3. Verification: The verification process involves checking the validity of the batch range proof, ensuring all included data falls within the specified range. This typically involves a series of mathematical and cryptographic checks to ensure the proof's correctness and completeness. In blockchain applications, this step is crucial for maintaining the network's integrity and trust.

The common goal of these three processes is to ensure batch range proofs are both efficient and secure, capable of handling large amounts of data while maintaining user privacy and network security. As blockchain technology evolves and its applications expand, the optimization and innovation of these processes are vital for supporting more complex and secure cryptocurrency transactions.

Search for Singularity

"Searching for Singularity" is a key concept that uses advanced mathematical tools to optimize the process of proving balance, executing transactions, and achieving consensus. This concept employs parameter family searches, allowing untrusted provers to commit to a vector a ∈ Fm, and prove that all entries of a belong to a predetermined table t ∈ Fn. The focus here is on improving operational efficiency while maintaining security. Key aspects of "Searching for Singularity" in Amazechain include:

1. Optimization of Prover's Commitment: For m searches on a table of size n, Amazechain's provers only need to commit to m + n field elements. These elements are small and fall within the set {0,...,m}, regardless of the size of field F.

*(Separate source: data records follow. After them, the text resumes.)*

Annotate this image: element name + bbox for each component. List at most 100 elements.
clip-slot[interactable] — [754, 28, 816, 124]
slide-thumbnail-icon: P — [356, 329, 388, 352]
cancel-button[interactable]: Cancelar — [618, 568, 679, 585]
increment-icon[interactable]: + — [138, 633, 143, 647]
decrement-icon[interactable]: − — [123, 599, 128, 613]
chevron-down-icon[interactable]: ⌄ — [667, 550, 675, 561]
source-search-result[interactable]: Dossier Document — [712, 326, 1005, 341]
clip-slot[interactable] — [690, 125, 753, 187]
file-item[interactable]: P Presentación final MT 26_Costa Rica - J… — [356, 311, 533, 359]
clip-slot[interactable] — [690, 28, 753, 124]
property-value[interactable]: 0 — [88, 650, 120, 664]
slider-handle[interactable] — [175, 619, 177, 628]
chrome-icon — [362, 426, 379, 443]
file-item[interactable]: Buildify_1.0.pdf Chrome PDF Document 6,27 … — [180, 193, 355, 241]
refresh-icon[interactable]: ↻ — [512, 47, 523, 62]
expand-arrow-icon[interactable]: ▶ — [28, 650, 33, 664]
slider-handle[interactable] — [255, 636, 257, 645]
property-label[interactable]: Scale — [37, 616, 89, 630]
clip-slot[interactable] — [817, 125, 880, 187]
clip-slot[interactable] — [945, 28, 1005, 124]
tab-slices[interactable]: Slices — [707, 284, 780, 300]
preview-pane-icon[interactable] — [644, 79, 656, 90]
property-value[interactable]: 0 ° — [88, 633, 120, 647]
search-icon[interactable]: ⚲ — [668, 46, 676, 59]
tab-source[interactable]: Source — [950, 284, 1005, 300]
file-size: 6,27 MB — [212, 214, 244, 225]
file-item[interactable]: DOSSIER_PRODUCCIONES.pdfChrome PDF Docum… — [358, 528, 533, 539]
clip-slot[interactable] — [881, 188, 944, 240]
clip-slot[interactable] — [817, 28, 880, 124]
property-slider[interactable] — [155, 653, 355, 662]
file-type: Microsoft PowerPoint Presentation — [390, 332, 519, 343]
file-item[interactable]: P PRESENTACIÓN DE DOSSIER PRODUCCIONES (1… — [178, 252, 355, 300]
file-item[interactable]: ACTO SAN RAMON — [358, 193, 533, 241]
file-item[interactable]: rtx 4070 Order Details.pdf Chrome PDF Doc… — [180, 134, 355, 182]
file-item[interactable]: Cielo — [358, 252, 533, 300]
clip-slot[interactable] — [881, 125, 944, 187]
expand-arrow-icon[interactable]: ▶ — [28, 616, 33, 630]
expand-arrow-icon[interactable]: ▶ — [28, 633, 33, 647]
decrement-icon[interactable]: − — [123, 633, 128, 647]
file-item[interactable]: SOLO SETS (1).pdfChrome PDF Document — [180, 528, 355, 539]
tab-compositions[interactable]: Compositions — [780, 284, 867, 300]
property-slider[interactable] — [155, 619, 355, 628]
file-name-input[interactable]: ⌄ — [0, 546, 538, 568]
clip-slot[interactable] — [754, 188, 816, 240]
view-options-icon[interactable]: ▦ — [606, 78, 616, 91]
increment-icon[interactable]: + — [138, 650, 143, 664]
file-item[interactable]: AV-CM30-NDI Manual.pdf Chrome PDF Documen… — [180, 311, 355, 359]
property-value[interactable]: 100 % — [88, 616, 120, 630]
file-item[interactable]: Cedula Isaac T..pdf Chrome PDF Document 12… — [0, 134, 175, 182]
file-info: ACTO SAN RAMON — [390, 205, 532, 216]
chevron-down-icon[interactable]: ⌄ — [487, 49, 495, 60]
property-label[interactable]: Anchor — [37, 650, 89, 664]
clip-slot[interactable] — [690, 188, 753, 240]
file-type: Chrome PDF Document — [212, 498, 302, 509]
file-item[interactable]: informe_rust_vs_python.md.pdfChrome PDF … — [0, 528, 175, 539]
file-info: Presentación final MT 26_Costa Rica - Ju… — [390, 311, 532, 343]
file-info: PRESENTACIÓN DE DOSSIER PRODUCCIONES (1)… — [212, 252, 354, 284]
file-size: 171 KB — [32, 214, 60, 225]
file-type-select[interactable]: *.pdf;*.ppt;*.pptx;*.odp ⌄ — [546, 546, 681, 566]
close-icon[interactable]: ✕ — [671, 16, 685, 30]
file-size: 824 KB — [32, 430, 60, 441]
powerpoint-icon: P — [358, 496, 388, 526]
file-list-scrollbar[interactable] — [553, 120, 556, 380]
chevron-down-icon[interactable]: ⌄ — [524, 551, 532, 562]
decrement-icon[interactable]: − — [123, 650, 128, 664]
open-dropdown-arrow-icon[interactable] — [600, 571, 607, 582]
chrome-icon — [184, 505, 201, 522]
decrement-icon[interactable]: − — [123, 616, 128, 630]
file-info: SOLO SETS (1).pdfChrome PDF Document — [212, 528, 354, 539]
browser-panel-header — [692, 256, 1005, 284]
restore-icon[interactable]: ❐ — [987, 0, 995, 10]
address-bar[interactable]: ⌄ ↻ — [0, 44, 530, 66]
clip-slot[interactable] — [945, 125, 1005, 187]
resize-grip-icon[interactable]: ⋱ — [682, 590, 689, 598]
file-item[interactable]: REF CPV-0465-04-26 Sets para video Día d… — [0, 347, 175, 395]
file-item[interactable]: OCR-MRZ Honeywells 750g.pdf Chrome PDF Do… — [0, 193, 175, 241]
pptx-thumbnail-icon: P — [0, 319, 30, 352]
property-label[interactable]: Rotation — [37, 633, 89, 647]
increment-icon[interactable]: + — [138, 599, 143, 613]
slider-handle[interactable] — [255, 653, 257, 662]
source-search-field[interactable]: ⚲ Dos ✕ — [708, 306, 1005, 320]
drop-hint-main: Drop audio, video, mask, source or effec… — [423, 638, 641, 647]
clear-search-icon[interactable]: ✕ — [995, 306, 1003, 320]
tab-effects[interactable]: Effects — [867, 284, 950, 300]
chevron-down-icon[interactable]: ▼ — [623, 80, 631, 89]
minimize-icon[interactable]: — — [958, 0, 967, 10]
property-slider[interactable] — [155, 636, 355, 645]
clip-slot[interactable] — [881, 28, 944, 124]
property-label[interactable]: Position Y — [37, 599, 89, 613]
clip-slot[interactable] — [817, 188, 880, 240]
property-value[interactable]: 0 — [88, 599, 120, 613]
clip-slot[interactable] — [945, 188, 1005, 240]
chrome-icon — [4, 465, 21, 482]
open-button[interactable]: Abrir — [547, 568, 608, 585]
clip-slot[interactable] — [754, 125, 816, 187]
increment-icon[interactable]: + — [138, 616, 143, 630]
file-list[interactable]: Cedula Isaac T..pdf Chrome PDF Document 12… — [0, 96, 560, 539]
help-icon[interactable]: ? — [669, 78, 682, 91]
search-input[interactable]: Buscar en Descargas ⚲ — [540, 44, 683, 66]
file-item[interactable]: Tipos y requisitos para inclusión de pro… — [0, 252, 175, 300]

2. Significant Improvement in Proof Costs: When using a commitment scheme based on multi-exponentials, the cost for the prover is mainly determined by O(m + n) group operations (like elliptic curve point additions) and the cost of proving multilinear polynomial evaluations on a Boolean hypercube.

3. Applicable to Large Structured Tables: Unlike previous lookup parameters, Amazechain allows the use of larger tables (e.g., of size 2^128 or more) without requiring any party to commit to table t, as long as it has certain structures.

4. Enhanced Security for Spark: Amazechain provides stronger security analysis on top of Spark. While Spartan's security analysis assumed metadata committed by honest parties, Amazechain expanded this concept, proving that Spark remains secure even with metadata committed by malicious parties.

5. Support for Lookup Parameters of Structured and Unstructured Tables: Amazechain extends Spark to directly support lookup parameters for both structured and unstructured tables, possessing the efficiency characteristics mentioned above.

Through these features, Amazechain significantly enhances the efficiency and security of lookup operations in blockchain technology, especially when dealing with complex transactions and datasets.